In her paper, which examines the past eight years of female condom promotion in Africa, Kaler interviewed 34 health care workers from the United States and South Africa.
She discovered that "female condoms, like other reproductive technologies, are judged against the 'gold standard' of the birth control pill: a discreet, convenient 100 per cent effective method for achieving a reproductive health goal. Other technologies that fall short of this ideal are dismissed as unworkable or inadequate," she said.
Condoms are traditionally seen by reproductive health care workers as second-rate methods of barrier control against pregnancy, and so are not as strongly promoted as they should be for protection against HIV/AIDS, Kaler said.
The female condom is currently approved for one-time use only and at an average price of 56 cents each, they are proving too expensive for women in developing nations to purchase--especially for women who have intercourse frequently, Kaler said. In addition, supplies of the condoms are not steady, making them inaccessible as well as unaffordable, she added.
For their female counterparts in North America, the female condom is almost an object of ridicule, and an uncomfortable reminder that disease lurks, Kaler said.
The focus for researchers is on developing microbicides--gels--that could be applied to deter the spread of the virus, rather than advocating for female-controlled preventive methods like the condom and diaphragm, which already exist, she added.
The condom, which attaches to the cervix, also takes some initial training in learning to use, further hampering widespread acceptance, Kaler said.
In North America, the device needs to be marketed in such a way that women will see it as an empowering, even fashionable way to approach the issue of their own reproductive health. "Products need to be re-positioned by association with glamour and sexiness, rather than safety and protection," Kaler said.
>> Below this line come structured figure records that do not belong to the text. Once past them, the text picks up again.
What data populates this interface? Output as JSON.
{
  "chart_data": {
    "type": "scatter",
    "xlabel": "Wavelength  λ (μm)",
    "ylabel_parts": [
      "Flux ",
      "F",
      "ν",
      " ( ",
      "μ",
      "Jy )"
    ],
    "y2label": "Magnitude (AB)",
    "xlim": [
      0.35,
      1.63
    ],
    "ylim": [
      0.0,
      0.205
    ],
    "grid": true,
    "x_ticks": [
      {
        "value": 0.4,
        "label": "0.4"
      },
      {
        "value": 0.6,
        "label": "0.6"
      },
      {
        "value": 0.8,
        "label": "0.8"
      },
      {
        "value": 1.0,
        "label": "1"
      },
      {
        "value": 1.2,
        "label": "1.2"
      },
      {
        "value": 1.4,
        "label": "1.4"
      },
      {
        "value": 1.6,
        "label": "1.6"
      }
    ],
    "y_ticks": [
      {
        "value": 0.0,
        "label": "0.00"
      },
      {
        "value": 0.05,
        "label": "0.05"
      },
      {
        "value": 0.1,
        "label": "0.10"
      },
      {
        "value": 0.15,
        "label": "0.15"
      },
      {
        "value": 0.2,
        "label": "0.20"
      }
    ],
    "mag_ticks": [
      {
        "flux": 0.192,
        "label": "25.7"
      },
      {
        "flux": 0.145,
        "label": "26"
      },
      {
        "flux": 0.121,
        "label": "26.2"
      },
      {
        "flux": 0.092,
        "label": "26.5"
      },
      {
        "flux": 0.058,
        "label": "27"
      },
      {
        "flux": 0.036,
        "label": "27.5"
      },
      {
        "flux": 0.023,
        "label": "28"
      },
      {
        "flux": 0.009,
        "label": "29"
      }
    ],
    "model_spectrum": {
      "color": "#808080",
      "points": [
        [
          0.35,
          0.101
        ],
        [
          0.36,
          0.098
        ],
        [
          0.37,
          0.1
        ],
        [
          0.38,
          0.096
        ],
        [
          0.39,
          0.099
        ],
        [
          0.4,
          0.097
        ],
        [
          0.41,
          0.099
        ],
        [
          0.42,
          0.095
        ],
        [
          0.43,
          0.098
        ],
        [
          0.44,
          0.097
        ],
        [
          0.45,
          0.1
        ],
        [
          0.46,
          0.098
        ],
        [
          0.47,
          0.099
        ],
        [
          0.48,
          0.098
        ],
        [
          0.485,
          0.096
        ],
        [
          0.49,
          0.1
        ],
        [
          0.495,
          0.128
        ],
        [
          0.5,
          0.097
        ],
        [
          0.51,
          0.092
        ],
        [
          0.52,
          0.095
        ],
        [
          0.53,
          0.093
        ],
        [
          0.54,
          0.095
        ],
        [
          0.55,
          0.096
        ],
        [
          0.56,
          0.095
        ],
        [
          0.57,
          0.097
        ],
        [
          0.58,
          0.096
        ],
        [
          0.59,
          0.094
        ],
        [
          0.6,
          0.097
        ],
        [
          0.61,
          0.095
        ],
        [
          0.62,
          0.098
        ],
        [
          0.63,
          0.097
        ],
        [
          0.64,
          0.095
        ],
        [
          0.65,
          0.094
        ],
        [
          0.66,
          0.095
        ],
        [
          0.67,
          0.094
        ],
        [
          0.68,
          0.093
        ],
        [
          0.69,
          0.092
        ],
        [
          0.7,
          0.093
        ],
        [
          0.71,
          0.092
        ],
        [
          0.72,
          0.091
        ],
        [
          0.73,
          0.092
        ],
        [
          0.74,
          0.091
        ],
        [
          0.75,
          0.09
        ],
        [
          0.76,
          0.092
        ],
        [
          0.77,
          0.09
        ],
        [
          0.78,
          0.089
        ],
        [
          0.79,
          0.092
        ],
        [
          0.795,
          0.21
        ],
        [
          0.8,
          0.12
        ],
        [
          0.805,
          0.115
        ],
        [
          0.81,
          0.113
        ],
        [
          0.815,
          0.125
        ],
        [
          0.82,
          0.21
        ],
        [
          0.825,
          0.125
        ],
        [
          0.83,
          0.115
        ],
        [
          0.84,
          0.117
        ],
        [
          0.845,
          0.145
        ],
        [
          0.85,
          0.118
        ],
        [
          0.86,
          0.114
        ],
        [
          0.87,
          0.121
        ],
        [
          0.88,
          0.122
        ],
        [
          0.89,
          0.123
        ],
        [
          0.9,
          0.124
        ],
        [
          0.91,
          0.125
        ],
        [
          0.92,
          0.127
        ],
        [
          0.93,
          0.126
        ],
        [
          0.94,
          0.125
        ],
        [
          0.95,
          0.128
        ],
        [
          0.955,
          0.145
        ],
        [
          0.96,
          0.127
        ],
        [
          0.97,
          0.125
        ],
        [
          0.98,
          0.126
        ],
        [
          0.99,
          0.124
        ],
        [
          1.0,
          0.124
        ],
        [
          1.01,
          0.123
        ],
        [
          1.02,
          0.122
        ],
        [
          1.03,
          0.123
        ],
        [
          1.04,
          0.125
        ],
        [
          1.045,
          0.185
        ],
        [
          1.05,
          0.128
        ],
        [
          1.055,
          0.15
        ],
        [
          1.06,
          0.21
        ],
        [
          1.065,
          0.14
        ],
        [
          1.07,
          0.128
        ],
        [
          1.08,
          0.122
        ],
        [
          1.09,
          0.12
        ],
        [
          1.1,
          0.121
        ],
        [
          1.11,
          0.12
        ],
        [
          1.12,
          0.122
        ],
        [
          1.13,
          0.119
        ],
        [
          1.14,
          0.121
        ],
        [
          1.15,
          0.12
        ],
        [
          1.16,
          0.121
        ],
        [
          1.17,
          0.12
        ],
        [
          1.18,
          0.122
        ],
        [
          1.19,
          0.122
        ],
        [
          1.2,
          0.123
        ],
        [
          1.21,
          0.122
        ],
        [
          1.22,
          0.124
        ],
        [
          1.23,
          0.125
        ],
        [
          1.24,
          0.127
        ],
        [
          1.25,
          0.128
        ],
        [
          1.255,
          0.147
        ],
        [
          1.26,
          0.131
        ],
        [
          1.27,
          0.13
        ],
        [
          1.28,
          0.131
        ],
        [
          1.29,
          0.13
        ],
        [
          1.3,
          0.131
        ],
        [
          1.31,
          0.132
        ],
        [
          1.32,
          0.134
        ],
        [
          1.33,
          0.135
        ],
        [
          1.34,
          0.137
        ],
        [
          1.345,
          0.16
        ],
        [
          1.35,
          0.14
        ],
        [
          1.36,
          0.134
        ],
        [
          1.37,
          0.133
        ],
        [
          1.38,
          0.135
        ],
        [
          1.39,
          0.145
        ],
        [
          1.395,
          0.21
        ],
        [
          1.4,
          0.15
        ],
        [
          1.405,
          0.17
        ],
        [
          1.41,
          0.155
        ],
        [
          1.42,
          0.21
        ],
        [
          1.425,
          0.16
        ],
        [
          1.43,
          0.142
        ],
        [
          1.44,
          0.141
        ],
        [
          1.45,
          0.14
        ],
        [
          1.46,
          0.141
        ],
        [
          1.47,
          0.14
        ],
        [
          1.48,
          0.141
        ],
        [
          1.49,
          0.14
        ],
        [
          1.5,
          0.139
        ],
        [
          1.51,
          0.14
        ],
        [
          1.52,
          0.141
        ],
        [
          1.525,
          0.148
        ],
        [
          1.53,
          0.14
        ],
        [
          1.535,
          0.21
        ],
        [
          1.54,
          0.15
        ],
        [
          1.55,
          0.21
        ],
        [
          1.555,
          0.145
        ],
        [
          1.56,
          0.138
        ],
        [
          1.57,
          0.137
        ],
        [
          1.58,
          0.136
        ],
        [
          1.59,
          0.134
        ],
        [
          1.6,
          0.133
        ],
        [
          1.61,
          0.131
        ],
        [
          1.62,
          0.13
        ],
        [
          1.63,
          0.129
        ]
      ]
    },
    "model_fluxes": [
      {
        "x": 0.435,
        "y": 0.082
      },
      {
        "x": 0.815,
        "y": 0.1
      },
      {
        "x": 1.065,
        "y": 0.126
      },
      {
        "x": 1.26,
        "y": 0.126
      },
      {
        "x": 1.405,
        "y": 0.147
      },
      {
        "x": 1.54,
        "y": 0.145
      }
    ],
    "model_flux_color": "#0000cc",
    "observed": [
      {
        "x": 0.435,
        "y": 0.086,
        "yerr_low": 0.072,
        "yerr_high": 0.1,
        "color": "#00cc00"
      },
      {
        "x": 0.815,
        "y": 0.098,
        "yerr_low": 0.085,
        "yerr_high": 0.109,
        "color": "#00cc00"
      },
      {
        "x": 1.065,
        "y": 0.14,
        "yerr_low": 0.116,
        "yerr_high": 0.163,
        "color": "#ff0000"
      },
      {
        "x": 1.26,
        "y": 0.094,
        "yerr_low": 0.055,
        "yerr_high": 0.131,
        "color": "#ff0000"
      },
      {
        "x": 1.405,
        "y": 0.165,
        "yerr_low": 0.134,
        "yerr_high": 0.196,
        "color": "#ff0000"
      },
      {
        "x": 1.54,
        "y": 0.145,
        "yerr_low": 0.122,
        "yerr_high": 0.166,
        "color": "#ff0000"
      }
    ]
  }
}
In developing countries, advocates for the female condom need to have a stronger voice, and large-scale trials of the device need to proceed as quickly as possible, moving beyond pilot and acceptability studies. As well, it is important to take a longer view of the female condom's benefit to society, Kaler said, noting that it took decades for positive changes to show up with such devices as tampons and male condoms.
"We should look at the number of potential infections averted."
The Social Sciences and Humanities Research Council of Canada funded Kaler's study.